While Nola can’t communicate with the ghosts, her once-upon-a-time boyfriend Beau Ryan can, though he is unwilling to admit to his gift. Still, since Nola bought the house from Beau, the two are thrown together again with the goal of solving a mystery that is keeping the ghosts alive.

I enjoyed this first book in the so-called Royal series. It isn’t a horror book at all. It’s quite a light-hearted portrayal of the spiritual world. It isn’t quite a romance novel either, though there is definitely a romantic tension between Nola and Beau. The story is a bit of a romp and the characters were charming. I particularly liked Nola’s roommate, who is a southern bell with grit, an ability to cook, and the manners of a southern princess. The portrayal of New Orleans is appealing as well.

The Shop on Royal Street is a fun novel to kick off summer.

Here is a link to the book.

Friday Book Whimsy: Love & Saffron: A Novel of Friendship, Food, and Love

When I was a child, I had a pen pal. I found her name in the back of a magazine sent to our house by one of the insurance companies used by my parents. In that magazine, there were postings for youngsters who wanted someone with whom they could correspond. I don’t remember the name of my pen pal. What I do remember, however, is how much fun I had writing those letters to a total stranger. And it was even more fun to open up the mailbox and see an envelope addressed to me in her lovely cursive handwriting.

That would have been in the late 1950s or early 1960s, right about the time that 27-year-old Joan Bergstrom sent a fan letter to 59-year-old Imogene Fortier in the book Love & Saffron: A Novel of Friendship, Food, and Love, by Kim Fay. Joan is a single career woman who has just begun a career writing in the food section of a Los Angeles newspaper. She sends Ms. Fortier the letter because she has enjoyed reading the older woman’s simple missives about life on an island off the coast of Seattle in a Pacific northwest magazine.

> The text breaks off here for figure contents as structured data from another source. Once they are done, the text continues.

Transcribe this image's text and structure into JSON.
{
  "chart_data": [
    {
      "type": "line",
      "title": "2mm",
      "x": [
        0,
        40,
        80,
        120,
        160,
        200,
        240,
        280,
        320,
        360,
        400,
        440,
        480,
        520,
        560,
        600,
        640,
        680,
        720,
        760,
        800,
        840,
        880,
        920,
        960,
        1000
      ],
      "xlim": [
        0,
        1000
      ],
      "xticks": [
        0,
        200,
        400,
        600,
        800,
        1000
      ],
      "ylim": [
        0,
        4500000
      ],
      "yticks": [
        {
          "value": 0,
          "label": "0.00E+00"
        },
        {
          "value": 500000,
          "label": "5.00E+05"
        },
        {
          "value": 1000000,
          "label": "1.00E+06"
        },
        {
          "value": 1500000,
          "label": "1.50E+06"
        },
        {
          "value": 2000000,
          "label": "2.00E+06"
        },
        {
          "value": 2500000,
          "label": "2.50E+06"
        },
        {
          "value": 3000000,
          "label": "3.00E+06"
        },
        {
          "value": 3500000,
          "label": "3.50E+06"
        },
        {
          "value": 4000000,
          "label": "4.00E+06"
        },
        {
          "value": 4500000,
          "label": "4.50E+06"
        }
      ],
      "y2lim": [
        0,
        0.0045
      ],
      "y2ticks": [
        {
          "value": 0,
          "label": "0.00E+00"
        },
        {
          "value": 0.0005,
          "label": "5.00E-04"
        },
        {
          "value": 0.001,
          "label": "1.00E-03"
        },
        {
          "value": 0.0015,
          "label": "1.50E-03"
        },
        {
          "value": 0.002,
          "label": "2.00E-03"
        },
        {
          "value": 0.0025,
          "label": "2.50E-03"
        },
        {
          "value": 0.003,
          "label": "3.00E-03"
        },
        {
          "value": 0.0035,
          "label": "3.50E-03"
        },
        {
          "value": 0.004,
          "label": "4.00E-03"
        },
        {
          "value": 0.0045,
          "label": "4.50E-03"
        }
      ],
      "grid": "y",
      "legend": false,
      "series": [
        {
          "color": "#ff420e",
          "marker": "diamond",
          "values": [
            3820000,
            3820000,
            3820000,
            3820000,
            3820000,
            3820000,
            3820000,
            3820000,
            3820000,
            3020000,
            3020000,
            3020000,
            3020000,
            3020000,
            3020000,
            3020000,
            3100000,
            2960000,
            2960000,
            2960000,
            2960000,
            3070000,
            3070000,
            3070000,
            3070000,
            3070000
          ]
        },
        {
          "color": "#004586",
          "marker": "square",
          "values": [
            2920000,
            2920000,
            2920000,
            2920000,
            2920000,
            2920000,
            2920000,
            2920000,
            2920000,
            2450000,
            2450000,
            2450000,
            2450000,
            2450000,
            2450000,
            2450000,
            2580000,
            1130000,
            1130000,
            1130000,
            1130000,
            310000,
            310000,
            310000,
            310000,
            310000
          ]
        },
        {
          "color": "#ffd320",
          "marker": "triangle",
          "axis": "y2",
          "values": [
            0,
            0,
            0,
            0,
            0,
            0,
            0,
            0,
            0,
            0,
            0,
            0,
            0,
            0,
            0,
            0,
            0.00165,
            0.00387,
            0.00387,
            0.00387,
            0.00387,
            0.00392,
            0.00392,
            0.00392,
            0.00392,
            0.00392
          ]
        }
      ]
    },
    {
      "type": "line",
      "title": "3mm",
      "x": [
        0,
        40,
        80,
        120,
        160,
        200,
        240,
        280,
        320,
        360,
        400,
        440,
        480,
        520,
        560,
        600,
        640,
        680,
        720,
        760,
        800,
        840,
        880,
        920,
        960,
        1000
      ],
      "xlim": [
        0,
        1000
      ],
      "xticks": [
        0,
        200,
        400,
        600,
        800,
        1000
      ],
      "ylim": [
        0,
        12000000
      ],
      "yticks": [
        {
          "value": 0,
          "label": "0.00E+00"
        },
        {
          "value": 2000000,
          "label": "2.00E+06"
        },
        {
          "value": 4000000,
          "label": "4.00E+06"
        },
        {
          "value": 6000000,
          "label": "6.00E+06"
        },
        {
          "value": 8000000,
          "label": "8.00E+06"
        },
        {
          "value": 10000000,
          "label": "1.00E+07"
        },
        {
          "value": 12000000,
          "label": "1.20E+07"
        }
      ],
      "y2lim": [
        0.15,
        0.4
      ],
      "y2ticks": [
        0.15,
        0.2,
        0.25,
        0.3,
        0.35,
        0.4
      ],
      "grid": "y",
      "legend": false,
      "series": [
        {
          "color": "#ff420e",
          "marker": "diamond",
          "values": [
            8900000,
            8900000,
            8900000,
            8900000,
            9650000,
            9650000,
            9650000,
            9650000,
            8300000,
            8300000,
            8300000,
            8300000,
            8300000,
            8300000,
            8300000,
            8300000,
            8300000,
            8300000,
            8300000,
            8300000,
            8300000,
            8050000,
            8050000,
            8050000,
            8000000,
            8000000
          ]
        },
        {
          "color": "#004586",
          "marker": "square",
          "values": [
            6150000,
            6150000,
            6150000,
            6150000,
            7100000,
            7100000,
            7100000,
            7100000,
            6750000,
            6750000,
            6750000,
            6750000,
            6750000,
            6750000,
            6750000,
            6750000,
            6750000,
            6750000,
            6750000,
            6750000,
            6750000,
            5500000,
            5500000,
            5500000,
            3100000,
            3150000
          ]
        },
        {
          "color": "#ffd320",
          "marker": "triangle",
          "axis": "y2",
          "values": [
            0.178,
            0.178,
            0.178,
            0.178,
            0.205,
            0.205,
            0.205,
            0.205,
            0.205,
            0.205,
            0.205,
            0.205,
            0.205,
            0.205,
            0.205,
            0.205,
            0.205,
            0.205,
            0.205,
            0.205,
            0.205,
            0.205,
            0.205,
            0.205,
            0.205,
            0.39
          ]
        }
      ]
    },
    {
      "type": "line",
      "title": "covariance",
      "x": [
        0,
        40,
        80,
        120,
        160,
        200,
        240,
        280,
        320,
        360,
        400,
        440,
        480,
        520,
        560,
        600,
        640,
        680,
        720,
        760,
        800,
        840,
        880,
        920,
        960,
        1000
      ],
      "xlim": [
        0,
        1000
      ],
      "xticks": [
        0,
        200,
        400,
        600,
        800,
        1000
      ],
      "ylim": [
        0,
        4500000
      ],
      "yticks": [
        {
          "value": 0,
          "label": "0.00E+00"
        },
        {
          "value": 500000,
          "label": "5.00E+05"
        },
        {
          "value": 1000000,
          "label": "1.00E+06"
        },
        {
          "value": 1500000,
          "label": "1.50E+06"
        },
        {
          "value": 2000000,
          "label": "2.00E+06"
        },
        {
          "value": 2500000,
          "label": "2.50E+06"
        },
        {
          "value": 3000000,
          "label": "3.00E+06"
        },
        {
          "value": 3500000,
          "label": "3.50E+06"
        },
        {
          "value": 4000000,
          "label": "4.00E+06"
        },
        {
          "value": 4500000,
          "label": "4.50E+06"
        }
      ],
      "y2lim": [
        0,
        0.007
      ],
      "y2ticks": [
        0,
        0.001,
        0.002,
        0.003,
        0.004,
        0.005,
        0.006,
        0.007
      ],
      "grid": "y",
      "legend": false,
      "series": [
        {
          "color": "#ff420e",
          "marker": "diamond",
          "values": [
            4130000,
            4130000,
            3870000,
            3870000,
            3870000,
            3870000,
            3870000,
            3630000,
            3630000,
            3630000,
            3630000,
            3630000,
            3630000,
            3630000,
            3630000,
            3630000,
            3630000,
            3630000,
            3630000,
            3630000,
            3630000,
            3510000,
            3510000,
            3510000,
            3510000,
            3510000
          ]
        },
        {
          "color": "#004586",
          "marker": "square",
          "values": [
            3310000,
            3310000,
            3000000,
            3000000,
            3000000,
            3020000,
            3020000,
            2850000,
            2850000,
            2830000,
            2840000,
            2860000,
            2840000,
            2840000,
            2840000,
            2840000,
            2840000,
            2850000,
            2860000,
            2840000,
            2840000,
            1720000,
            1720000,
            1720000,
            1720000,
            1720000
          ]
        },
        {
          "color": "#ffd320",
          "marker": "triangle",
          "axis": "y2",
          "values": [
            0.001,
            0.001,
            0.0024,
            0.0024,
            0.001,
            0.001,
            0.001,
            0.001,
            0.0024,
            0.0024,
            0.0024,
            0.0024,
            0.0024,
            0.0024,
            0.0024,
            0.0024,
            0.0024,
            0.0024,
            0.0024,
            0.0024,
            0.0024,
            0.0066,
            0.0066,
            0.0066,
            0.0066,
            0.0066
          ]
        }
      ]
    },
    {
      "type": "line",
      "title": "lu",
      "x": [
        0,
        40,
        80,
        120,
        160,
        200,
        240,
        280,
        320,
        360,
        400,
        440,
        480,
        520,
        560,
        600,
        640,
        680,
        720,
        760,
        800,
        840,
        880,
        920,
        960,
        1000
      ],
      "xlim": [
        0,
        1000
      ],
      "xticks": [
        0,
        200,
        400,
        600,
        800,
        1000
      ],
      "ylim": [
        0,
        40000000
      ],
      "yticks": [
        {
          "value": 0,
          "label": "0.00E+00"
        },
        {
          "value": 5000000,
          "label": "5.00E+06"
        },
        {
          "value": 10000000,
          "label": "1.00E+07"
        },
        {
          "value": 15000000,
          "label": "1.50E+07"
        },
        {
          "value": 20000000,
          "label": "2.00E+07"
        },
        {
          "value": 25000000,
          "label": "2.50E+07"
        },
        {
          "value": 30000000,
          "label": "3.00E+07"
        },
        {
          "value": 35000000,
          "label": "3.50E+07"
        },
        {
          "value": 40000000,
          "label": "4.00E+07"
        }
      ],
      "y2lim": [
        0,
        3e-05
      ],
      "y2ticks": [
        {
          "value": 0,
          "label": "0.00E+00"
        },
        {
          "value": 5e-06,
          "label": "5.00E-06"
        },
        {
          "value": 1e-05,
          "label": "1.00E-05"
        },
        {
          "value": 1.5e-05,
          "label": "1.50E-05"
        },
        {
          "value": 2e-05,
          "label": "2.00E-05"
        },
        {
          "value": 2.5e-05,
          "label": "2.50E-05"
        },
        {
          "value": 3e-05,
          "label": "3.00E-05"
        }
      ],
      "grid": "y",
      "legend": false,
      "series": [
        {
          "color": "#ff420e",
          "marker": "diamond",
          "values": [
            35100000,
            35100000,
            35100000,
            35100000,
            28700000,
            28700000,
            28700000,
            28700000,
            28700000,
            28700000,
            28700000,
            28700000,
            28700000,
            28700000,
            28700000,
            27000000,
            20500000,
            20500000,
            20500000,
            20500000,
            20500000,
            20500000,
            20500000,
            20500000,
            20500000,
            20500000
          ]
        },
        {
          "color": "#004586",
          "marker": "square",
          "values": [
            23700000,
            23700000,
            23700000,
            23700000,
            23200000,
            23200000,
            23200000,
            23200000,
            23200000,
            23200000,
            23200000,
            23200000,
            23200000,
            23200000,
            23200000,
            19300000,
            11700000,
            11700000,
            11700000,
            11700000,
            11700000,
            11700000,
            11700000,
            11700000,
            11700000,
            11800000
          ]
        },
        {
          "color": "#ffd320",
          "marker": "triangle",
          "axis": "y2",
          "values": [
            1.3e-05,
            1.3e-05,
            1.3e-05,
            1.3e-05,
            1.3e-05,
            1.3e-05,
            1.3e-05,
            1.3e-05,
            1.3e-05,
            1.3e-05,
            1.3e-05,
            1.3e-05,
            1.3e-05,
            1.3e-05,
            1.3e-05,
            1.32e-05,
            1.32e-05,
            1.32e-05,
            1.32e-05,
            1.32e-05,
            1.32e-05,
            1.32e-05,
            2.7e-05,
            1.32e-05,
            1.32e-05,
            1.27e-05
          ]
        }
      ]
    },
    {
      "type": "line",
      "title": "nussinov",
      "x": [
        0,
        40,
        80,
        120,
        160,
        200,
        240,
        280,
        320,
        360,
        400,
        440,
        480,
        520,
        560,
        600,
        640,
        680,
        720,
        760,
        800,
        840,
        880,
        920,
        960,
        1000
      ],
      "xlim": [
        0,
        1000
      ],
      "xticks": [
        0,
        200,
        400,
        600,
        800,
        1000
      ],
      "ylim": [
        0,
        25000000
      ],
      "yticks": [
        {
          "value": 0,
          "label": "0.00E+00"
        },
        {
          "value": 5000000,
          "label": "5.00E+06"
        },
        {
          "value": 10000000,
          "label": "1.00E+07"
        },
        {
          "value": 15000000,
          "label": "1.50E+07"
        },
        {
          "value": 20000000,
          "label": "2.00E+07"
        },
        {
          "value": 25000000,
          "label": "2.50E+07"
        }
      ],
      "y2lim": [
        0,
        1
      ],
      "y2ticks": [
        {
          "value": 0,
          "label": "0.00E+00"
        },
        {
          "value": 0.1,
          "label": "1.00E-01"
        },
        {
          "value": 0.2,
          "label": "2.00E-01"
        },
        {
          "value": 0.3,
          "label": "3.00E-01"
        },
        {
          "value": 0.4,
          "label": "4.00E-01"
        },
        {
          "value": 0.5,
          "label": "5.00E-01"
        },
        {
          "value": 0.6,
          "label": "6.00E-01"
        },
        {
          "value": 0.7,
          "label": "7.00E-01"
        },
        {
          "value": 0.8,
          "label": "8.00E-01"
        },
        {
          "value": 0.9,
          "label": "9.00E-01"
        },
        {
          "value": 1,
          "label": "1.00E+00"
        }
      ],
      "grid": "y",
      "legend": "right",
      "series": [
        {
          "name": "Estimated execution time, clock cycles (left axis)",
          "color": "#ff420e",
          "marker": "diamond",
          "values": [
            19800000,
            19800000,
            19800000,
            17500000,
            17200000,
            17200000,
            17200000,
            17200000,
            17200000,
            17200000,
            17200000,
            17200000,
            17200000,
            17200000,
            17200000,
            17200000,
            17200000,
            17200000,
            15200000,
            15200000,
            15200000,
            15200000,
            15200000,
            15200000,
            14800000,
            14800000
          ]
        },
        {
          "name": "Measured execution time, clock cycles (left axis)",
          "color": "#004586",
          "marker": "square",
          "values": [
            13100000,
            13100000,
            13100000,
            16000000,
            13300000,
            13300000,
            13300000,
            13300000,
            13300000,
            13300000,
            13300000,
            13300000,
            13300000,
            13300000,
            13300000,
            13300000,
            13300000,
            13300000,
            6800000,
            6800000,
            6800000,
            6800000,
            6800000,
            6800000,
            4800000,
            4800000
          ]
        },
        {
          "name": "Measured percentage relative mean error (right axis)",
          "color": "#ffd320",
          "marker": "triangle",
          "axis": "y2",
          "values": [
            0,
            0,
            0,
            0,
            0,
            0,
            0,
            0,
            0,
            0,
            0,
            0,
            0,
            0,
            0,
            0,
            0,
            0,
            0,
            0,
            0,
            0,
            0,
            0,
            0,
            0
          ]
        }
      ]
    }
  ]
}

The letter captures the attention of Imogene because Joan has included in the letter a sample of the spice saffron, something completely unfamiliar to her. It is the 1960s, where women were the cooks, and foodstuffs that we take for granted now were foreign in some parts of the country. Imogene had never tasted fresh garlic, so saffron was a completely unique experience.

That letter was the impetus for a relationship between two women who, despite their age difference, are drawn together by food and friendship, shared via letters. Through their correspondence, they become familiar not only with one another, but with their lives and their challenges and their loves and hates. Joan challenges Imogene to look at food a bit differently, and Imogene accepts the challenge with joy. Imogene’s joy is shared with her husband, a typical mid-20th century man who has never cooked a meal in his life, and who looks at his life as a predictable drudge. But he takes on the initial challenge of saffron, and his life is never the same. Pretty soon he’s preparing foods from other cultures and using ingredients that they have to work hard to find.

I really liked this book. I enjoyed the way their lives were presented to the readers via letters. The author allowed us to share in the excitement of cooking, and to learn how food can draw people together. Having grown up in the midwest, I was also amused to realize how different the cooking styles were then than they are today. It was the rare cook who left the safe lane of everyday cooking.

If you are a foodie, read this book. Imogene and Joan are a lot of fun, and a good example of true friendship.